Network Time Protocol, or NTP as it is most commonly known, provides a mechanism to synchronise the time of computer devices and other network infrastructure. The protocol was originally developed for the Linux operating system by Dr D Mills of the University of Delaware. For more than two decades, NTP has provided time synchronisation of critical devices on the Internet making it one of the oldest protocols still in continuous operation. This article provides a brief overview of NTP and some of the technical phrases used in computer timing.

NTP was originally developed to solve the requirement of synchronisation of critical time processes across the Internet. The Network Time Protocols primary platform is the LINUX operating system. NTP is provided under the GNU public licence; however, it has also been sucessfully ported to the Windows operating system. NTP is most widely used on LINUX as many of the algorithms needed to provide precise time are embedded into its kernel.

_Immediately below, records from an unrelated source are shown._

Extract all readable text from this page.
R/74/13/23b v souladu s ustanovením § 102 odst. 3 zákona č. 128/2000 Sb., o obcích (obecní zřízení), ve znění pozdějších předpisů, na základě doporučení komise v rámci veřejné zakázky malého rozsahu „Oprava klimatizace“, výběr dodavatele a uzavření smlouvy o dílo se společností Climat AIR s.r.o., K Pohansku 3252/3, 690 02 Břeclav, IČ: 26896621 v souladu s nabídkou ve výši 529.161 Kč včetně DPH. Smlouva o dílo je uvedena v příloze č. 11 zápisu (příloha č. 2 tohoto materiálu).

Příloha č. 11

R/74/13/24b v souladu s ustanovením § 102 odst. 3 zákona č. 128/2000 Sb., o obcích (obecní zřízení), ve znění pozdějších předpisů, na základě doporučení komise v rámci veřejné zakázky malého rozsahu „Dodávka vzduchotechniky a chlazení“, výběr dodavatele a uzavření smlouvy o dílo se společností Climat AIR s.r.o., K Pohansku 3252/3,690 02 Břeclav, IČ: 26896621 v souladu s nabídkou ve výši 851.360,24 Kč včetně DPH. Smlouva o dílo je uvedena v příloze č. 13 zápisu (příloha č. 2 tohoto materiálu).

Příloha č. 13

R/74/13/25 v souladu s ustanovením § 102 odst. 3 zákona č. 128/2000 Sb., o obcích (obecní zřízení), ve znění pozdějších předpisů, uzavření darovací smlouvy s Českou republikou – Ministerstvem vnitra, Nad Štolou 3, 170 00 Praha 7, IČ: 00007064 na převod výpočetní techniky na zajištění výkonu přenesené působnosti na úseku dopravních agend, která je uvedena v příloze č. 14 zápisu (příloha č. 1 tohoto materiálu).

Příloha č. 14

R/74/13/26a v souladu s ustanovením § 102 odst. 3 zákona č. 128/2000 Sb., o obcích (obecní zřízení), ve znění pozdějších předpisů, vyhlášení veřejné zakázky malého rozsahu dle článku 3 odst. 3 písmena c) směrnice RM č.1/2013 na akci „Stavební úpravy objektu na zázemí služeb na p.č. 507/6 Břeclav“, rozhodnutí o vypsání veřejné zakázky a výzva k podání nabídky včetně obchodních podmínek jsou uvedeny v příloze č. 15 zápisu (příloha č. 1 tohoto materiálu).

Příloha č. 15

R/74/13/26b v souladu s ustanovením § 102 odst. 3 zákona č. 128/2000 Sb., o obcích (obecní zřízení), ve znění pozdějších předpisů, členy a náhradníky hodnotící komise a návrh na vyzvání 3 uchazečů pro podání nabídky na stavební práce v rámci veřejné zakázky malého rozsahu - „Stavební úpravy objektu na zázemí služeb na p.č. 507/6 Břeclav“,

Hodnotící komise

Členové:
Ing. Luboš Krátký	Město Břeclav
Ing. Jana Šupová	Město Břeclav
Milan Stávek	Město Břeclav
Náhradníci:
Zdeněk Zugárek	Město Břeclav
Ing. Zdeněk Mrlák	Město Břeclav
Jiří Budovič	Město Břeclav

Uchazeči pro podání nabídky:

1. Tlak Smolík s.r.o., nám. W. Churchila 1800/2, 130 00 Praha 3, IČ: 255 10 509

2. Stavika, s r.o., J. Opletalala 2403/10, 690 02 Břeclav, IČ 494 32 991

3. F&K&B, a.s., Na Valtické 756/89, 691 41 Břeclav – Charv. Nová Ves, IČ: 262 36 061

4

NTP utilises the UDP (User Data-gram Protocol) over TCP/IP. NTP messages are communicated using UDP port 23, which is reserved solely for the use of NTP traffic. The protocol basically consists of a number of fields, which specify: clock-offset, round-trip delay and dispersion relative to a precise time source. The information stored in each NTP packet allow a network time client to accurately synchronise time with a NTP server.

NTP is a structured protocol that operates in a hierarchical manner. At the top of the tree, a primary time reference is known as a stratum 1 time server. Servers that synchronise to a stratum 1 server are known as stratum 2 servers and so on down each level of the hierarchy. As the stratum increases, so generally precision decreases.

Over a number of years NTP has been enhanced to operate with a plethora of precision hardware clock devices, or reference clocks. NTP reference clocks are available for GPS hardware and also many of the National Radio Time and Frequency standards such as MSF, DCF-77 and WWVB. A number of third-party timing hardware manufacturers have installed precision crystals into their reference clocks to provide an accurate backup timing reference,.

A spin-off of the NTP protocol is SNTP or Simple Network Time Protocol, which is basically as the name implies, a simplified version of NTP. SNTP is generally used in small low-powered computing devices such as micro-controllers. It allows low-powered devices the ability to synchronise time to NTP servers over a network.

To summarise, NTP is a long-standing and widely used protocol for synchronising time between time critical processes. It has a straightforward hierarchical structure that allows synchronisation of large numbers of network time clients. For applications that require critical timing, NTP provides a de-facto standard solution.